Affaire Ebay / Editorial & Publicité : la confiance ne tient qu’à un fil

Voici un débat très instructif qui fait rage en ce moment autour du relais de la publicité Ebay (monayée aux enchères) organisée par l’agence de communication BETC Euro RSCG. On a vu fleurir hier de nombreux articles de blogs relatant le tournage de cette publicité en termes élogieux. Et pour cause, une bonne partie d’entre eux furent sponsorisés (payés) par les annonceurs. Voici par exemple ici. Remarquons que tous ne furent pas si élogieux

Le plus savoureux reste sans aucun doute la phrase en italique cloturant les articles en question : “Cet article rémunéré m’a été commandé, je suis libre de son contenu.” ou mieux - “J’ai été rémunéré pour écrire cet article qui a été écrit librement“…

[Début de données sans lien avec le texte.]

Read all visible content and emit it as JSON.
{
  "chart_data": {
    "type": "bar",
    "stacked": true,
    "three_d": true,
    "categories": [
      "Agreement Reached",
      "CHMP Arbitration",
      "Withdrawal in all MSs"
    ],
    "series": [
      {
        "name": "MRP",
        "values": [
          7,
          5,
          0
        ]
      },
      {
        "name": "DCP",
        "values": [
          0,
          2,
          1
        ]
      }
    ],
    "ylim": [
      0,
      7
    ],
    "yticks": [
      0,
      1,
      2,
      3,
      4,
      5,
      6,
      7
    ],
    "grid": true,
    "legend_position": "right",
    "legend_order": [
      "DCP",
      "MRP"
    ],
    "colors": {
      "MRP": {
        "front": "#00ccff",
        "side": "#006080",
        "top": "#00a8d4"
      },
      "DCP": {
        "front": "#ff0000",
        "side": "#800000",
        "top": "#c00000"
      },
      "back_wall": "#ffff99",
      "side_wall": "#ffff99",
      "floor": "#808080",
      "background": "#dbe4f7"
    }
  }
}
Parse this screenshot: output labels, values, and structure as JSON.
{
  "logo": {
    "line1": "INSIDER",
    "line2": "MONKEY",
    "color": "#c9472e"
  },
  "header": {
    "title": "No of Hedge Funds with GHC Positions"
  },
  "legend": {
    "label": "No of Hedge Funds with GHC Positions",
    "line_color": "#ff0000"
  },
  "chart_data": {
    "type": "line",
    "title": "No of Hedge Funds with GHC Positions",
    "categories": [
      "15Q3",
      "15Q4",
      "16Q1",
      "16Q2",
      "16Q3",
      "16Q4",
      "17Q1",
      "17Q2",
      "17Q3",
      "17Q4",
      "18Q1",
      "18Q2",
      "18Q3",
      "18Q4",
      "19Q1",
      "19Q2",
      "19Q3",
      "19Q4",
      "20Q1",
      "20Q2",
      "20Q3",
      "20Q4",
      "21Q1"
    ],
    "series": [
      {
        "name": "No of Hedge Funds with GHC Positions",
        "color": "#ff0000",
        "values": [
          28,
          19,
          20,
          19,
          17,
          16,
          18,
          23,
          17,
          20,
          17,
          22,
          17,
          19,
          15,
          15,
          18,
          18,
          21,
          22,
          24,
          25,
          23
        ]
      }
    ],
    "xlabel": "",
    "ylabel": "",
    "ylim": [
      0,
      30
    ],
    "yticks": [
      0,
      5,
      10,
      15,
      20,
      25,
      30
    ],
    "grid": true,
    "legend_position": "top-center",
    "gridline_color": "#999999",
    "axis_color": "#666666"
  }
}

Je comprends mieux Webdeux.info qui, il y a quelques jours, rédigeait un article assez complet sur la monétisation des blogs, en expliquant que le sponsoring devrait être l’avenir des blogs, avec des plates-formes comme Ebuzzing ou Blogrider. Si l’on prend la peine d’aller voir un peu ce qui est proposé par ces plates-formes, cela ressemble peu ou prou à de la prostitution intellectuelle : Vous souhaitez gagner de l’argent avec votre blog - pas de problème. Inscrivez vous et écrivez : “Ces articles seront, bien entendu, soumis à la validation de l’annonceur.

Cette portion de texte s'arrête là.